In Tasmania, at least two independents will join the state Parliament with the potential to be kingmakers, because the Labor and Liberal Party failed to form a majority government.

Labor’s 32.6 per cent first-preference vote at the 2022 federal election was a record low for a winning party, and any drop in support could condemn the Albanese government to a minority where the crossbench possesses all the power.

Maintaining enthusiasm

The six independents elected in 2022 represent former Liberal heartlands that are must-win for Peter Dutton and the Coalition if they hope to form government.

Independent candidates used the blueprint built by Cathy McGowan and Dr Helen Haines in Indi to oust long-term Liberal MPs in 2022, building a huge base of volunteers along the way.

Denise Shrivell, a campaigner for North Sydney’s independents, said enthusiasm hasn’t dampened between the 2022 election and now.

“Not only in the electorates that were successful in supporting their candidates into Canberra, but also for electorates that weren’t,” she said.

“There are a lot of communities within new electorates that are working hard to be the positive change that they now know is possible.”

the ‘teal’ independents had huge volunteer support in 2022, which hasn’t disappeared.
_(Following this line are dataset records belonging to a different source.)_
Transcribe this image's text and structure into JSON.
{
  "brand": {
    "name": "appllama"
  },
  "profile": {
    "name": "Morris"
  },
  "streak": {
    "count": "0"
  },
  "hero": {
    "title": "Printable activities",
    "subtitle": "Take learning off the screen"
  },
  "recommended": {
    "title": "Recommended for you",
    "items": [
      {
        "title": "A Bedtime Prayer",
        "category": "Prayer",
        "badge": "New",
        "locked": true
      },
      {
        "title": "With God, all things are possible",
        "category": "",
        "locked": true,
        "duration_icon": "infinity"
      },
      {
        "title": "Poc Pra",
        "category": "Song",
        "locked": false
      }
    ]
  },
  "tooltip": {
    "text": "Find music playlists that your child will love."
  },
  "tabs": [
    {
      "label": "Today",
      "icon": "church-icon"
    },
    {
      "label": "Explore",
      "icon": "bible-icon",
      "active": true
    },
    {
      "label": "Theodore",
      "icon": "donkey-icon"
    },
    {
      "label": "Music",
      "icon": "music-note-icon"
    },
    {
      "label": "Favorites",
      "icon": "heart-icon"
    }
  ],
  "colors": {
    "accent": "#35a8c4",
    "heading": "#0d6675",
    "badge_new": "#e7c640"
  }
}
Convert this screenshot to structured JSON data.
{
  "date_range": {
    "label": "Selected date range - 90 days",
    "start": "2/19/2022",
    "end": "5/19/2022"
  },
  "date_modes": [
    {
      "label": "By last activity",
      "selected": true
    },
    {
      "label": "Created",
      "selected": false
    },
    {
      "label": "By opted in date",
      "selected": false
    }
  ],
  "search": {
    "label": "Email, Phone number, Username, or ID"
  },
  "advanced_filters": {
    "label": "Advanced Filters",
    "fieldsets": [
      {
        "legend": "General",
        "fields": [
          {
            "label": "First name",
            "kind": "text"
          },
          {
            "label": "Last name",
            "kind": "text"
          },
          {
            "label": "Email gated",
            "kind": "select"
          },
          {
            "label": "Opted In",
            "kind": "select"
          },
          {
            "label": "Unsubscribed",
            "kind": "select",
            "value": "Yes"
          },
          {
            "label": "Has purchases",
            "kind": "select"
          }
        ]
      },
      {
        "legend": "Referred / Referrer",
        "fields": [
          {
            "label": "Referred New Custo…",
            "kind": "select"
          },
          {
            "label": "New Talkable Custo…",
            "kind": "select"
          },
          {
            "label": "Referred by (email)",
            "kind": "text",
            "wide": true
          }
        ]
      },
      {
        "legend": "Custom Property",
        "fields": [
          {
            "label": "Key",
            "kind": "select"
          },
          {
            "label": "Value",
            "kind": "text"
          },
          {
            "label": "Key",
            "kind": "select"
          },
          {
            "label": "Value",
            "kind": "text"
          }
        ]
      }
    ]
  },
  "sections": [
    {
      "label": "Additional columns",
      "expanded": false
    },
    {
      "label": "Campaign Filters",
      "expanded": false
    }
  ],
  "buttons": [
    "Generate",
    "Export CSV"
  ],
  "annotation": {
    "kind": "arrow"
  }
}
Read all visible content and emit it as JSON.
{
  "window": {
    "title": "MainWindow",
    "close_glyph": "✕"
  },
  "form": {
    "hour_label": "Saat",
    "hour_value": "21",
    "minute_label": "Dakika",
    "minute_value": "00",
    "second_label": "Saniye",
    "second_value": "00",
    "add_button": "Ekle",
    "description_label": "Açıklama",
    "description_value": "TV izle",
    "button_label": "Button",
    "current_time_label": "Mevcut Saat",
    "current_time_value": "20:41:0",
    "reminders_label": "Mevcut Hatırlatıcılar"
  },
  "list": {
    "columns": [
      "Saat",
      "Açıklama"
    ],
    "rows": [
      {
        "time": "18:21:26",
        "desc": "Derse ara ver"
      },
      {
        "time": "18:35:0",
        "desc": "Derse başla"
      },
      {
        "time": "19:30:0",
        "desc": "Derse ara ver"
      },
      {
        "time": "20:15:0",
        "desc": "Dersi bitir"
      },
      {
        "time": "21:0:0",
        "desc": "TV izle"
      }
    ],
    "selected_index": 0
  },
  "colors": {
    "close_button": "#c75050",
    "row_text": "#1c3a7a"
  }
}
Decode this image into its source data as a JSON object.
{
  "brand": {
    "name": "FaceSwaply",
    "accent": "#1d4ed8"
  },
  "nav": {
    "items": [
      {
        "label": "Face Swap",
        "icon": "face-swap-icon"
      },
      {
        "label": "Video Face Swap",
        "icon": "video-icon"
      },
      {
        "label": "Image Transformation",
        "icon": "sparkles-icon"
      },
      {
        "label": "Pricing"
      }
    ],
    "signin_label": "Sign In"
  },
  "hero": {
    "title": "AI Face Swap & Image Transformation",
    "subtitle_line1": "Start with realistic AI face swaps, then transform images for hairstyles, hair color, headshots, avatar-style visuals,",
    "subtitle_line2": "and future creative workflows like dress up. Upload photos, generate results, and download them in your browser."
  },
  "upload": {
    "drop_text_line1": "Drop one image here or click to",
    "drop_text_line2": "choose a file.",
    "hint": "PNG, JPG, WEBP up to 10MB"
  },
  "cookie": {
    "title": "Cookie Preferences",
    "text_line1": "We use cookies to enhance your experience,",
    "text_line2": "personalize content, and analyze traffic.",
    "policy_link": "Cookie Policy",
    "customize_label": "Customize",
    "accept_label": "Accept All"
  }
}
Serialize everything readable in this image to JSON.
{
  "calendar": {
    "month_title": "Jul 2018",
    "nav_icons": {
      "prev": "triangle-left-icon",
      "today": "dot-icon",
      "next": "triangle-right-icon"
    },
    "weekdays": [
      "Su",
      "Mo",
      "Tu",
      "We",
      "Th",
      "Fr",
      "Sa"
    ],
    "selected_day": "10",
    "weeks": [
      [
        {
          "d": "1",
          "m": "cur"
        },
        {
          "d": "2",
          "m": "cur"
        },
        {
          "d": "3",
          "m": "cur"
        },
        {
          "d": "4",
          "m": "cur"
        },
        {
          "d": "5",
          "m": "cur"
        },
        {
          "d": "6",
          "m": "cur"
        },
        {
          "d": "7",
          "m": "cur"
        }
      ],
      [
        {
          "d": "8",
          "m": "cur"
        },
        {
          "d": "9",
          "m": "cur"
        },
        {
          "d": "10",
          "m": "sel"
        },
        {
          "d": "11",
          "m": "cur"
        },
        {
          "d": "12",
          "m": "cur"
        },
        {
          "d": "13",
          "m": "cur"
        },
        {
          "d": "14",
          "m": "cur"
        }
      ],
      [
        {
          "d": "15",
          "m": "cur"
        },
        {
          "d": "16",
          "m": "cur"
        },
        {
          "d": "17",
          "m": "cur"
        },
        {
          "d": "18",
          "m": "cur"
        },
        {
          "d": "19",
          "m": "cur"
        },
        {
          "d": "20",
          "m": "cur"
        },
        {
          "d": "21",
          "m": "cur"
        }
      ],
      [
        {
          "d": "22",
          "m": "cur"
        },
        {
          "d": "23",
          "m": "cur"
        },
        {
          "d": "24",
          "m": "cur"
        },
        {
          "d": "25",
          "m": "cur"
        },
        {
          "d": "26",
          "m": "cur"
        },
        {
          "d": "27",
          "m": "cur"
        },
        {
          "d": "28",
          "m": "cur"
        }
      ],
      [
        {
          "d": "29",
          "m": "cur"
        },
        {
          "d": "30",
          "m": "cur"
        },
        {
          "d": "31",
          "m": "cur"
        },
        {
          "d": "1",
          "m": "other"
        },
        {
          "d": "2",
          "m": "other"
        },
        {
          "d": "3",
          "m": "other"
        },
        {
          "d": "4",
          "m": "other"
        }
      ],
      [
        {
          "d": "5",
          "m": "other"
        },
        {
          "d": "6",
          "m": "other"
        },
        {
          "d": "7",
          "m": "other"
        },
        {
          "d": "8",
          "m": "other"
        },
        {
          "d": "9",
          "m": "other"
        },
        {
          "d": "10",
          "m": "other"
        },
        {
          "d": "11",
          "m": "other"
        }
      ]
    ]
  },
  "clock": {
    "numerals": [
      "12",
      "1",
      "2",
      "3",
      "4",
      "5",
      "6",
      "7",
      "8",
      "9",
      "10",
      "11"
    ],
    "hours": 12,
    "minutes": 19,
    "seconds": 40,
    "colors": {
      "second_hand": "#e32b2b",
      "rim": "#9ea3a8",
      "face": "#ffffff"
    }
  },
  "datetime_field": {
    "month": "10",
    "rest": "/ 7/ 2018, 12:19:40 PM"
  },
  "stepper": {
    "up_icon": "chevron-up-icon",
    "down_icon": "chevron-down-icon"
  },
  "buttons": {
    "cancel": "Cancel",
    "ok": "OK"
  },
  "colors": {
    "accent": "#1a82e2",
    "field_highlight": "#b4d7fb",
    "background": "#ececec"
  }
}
Photo: Getty

The strength of the personal brand of the teal independents was on display during the failed referendum on an Indigenous Voice to Parliament last year, as Curtin, Goldstein, Kooyong, Mackellar, North Sydney, Warringah and Wentworth – all held by independents – voted majority yes, despite the rest of the country overwhelmingly voting no.

In Goldstein, independent MP Zoe Daniel mustered 600 volunteers across 285 events in support of the Voice.

Shrivell said people have responded to candidates and representatives that are part of their local community and not the “political machine”.

“People are increasingly seeing there is a different way to move forward, have our views represented and move away from the status quo,” she said.

“Communities coming together can bring about the biggest positive change and we’ve seen with the success of the community independents.”

Lessons learned

The 2022 federal election saw a monumental shift within Australian politics, as independents beat established Liberal MPs Josh Frydenberg, Tim Wilson and Dave Sharma.

Wilson, who represented Goldstein from 2016 to 2022, has won the preselection battle to set up a rematch with Daniel, despite suffering a 12 per cent swing against him in 2022.

Rod Tiffen, Emeritus Professor in government at the University of Sydney, said Wilson’s preselection shows that the Liberal Party hasn’t learned its lesson.

“There is a psychology once an electorate has honed in on and elected someone like [Zoe] Daniel,” he said.

“My guess at the moment would be that almost all of the teal independents will be re-elected and that’s particularly the case if the Liberal Party can’t get its act together.”

Outside of Goldstein, local branches are turning to tech and finance executives to change the party’s fortune and win back seats.

Fintech executive and former staffer Amelia Hamer will attempt to win back Frydenberg’s old seat of Kooyong for the Liberal Party, while former Uber executive Tom White will face Kate Chaney in Curtin.

Salesforce executive Gisele Kapterian won a preselection to face Kylea Tink in North Sydney, while Liberal branches have yet to select their candidates for Wentworth, Mackellar and Warringah.